Across different cultures, red can stand for a number of things you wouldn’t expect!

china temple red
via Unsplash
  • Nice day for a white wedding? Not necessarily in China. Here, red is a symbol of good luck and brides will wear a red dress to encourage prosperity and wealth in the next chapter of their life (although in modern weddings a bride might choose to wear 2 or 3 dresses—including a white, western-style dress—throughout the day’s ceremonies).
  • Likewise red is a very important color in Indian culture and is used widely in prayer ceremonies, offerings and especially weddings. The color is viewed as a sign of purity and a bride will be decked in red on their wedding day. She will also be adorned with a red spot (tikka) on her forehead after the ceremony to symbolize commitment.
  • In the Middle East, however, red isn’t so rosy. Here it’s recognized as a symbol of danger or evil.
  • And in South Africa, red is the color of mourning (though you’ll still see many funeral attendees in black attire). Because of red’s association with death, the Red Cross has even changed it’s logo to green and white in many African countries.

So now that you’re a little wiser about red, let’s go over some wise tips on how to use the power of red in a design.

How to use red

menu flame burger red text font
by MarcyMc for moe 5

Say it with less

You already know red isn’t for the meek. It’s a strong color and it’s attention grabbing. So using it in a logo, or in advertising, will surely catch people’s eyes. But using too much can have your audience seeing red.

Red has the power to stimulate your energy by making your body create more adrenaline, making you feel emotionally charged (pretty crazy, right?). So it’s great if you’re a sports brand or if you are selling energy drinks (Red Bull has built a high-octane empire through the use of their red logo and branding). But it’s not so great if you’re promoting health and wellness (think spas, clinics and yoga studios).

But not wanting your brand to be perceived as too loud doesn’t mean you have to steer clear of red entirely. Just use it as an accent color if you don’t want your design to feel too wild. Think of red as the ketchup to your burger. A little will go a long way, but too much will overwhelm the flavor and ruin your lunch.

A clash of titans

Combining red with other energetic colors (yellows, golds and oranges) can create vibrancy and excitement in your work.
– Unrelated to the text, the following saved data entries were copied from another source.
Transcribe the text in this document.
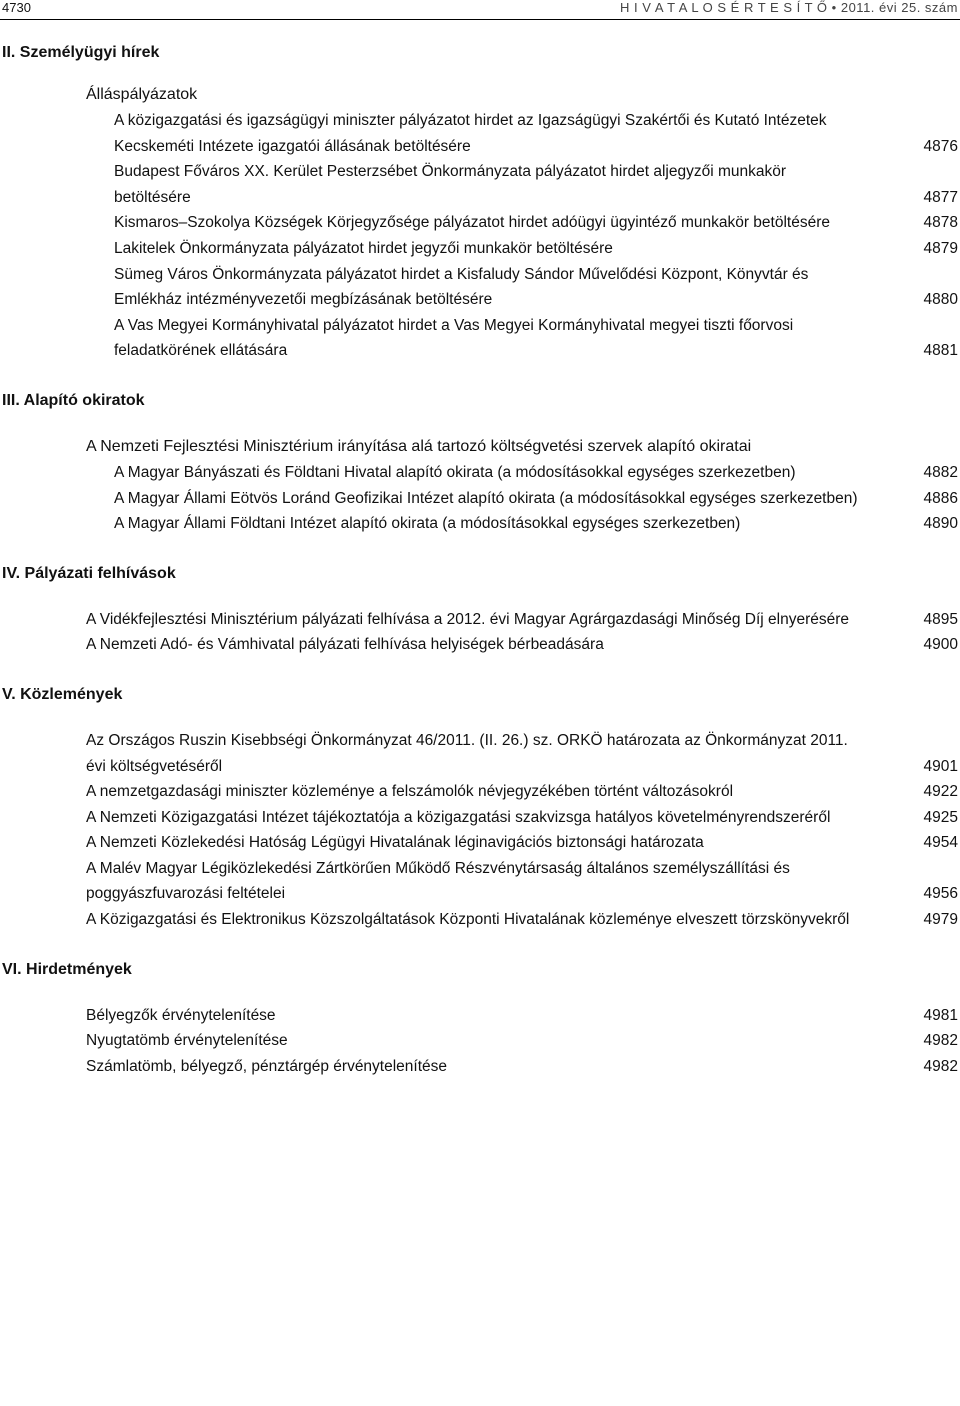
4730	H I V A T A L O S É R T E S Í T Ő • 2011. évi 25. szám
II. Személyügyi hírek
Álláspályázatok
A közigazgatási és igazságügyi miniszter pályázatot hirdet az Igazságügyi Szakértői és Kutató Intézetek Kecskeméti Intézete igazgatói állásának betöltésére	4876
Budapest Főváros XX. Kerület Pesterzsébet Önkormányzata pályázatot hirdet aljegyzői munkakör betöltésére	4877
Kismaros–Szokolya Községek Körjegyzősége pályázatot hirdet adóügyi ügyintéző munkakör betöltésére	4878
Lakitelek Önkormányzata pályázatot hirdet jegyzői munkakör betöltésére	4879
Sümeg Város Önkormányzata pályázatot hirdet a Kisfaludy Sándor Művelődési Központ, Könyvtár és Emlékház intézményvezetői megbízásának betöltésére	4880
A Vas Megyei Kormányhivatal pályázatot hirdet a Vas Megyei Kormányhivatal megyei tiszti főorvosi feladatkörének ellátására	4881
III. Alapító okiratok
A Nemzeti Fejlesztési Minisztérium irányítása alá tartozó költségvetési szervek alapító okiratai
A Magyar Bányászati és Földtani Hivatal alapító okirata (a módosításokkal egységes szerkezetben)	4882
A Magyar Állami Eötvös Loránd Geofizikai Intézet alapító okirata (a módosításokkal egységes szerkezetben)	4886
A Magyar Állami Földtani Intézet alapító okirata (a módosításokkal egységes szerkezetben)	4890
IV. Pályázati felhívások
A Vidékfejlesztési Minisztérium pályázati felhívása a 2012. évi Magyar Agrárgazdasági Minőség Díj elnyerésére	4895
A Nemzeti Adó- és Vámhivatal pályázati felhívása helyiségek bérbeadására	4900
V. Közlemények
Az Országos Ruszin Kisebbségi Önkormányzat 46/2011. (II. 26.) sz. ORKÖ határozata az Önkormányzat 2011. évi költségvetéséről	4901
A nemzetgazdasági miniszter közleménye a felszámolók névjegyzékében történt változásokról	4922
A Nemzeti Közigazgatási Intézet tájékoztatója a közigazgatási szakvizsga hatályos követelményrendszeréről	4925
A Nemzeti Közlekedési Hatóság Légügyi Hivatalának léginavigációs biztonsági határozata	4954
A Malév Magyar Légiközlekedési Zártkörűen Működő Részvénytársaság általános személyszállítási és poggyászfuvarozási feltételei	4956
A Közigazgatási és Elektronikus Közszolgáltatások Központi Hivatalának közleménye elveszett törzskönyvekről	4979
VI. Hirdetmények
Bélyegzők érvénytelenítése	4981
Nyugtatömb érvénytelenítése	4982
Számlatömb, bélyegző, pénztárgép érvénytelenítése	4982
Think of famous fast food logos: McDonald’s, Burger King, Carl’s Jr. These brands effectively use the high energy created by their logos and restaurant decor to excite people’s hunger. Great strategy if you’re selling food. Not great if you, again, want to make people feel at ease and trust your brand.

Red for retail

If you’ll be displaying a product on store shelves then we’d suggest adding a splash of red to your packaging or logo. Red is a great color to use in a retail environment because it draws visual attention and stands out against what can sometimes be a dull landscape. Fluorescent store lighting tends to give objects a bluish-green hue so red really pops, and provides an invigorating splash of color, when wandering store aisles.

Red around the world

red Japan walkway lantern
via Unsplash

If you’re a global company, you’ll want to be very sensitive to what red means in other parts of the world. For the most part, red has an almost unanimous definition everywhere so you’re likely safe whatever you choose to do, but be cautious of some of the exceptions that we outlined above. For example, you don’t accidentally want to use red for a children’s medicine in a country where red might mean death (yikes!).

In the end, there are no strict rules to say when you should, or when you shouldn’t, use red. You desperately want an all-red logo? Go for it. You wanna stay away from it entirely? Sure, go ahead. Really, it all comes down to understanding how red works in the real world and making smart decisions about how you use it in every-day life, in business or beyond.